Я вспомнил свой родной мир, вспомнил Империю, где прожил уже больше года. Мне показалось, что устами демоницы со мной говорит мой собственный разум. Поэтому с ней сейчас трудно было спорить. Я, конечно, мог просто отмахнуться, кто она, в конце концов, такая, чтоб ей возражать (по местным нравам и удар в зубы показался бы вполне адекватным ответом). Но и самому вдруг стало интересно разобраться в себе. Каким я вижу человеческий мир? Каким я его чувствую?

— Ты забываешь вот о чём: что человек говорит, в то он и верит. Если он говорит о добре и справедливости, он станет поступать именно так, как говорит. В том числе и с окружающими, — с улыбкой произнёс я, больше заинтересовавшийся её реакцией, чем собственным мнением на этот счёт.

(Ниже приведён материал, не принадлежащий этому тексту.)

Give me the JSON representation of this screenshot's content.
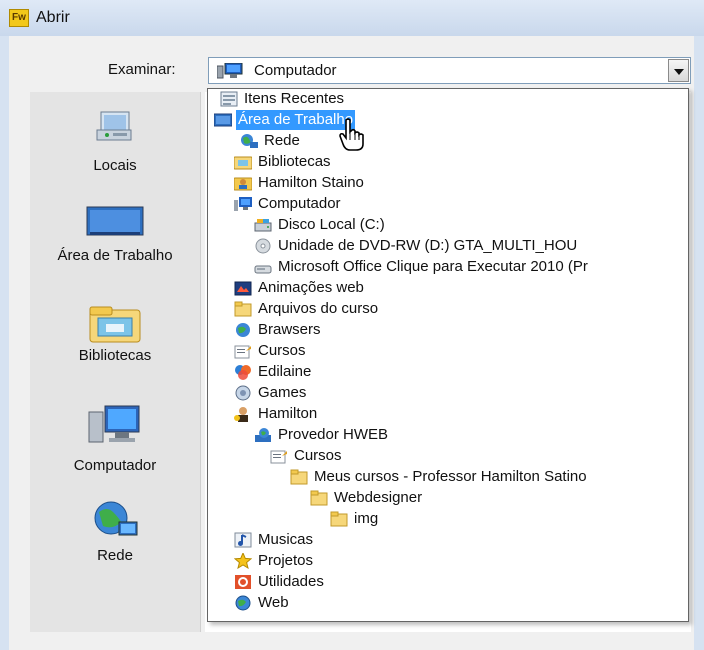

— Потому что побоится собственных мыслей! — запальчиво ответила мне Маша. — Такие, как вы — не хозяева себе, а рабы собственного разума.

— Разве это плохо?

— Дикари! Справедливость — просто выгода! Расчёт! Господин справедлив к своему слуге, если хочет от него непомерных усилий к своей выгоде, или особенной преданности. Но преданность всё равно даёт не справедливость, а жестокость. Страх.

Я вдруг вспомнил пустошь нижнего демонического мира, взбеленившегося Ниршава — и Аштию, противостоящую ему своей спокойной готовностью что угодно бросить под ноги принципу справедливости. Пусть в ущерб себе, пусть и жестом, отдающим преимущество слабому. Если бы не видел этого собственными глазами, наверное, не поверил бы, потому что сомневался в своей решимости умереть за принципы. Даже если это мои принципы.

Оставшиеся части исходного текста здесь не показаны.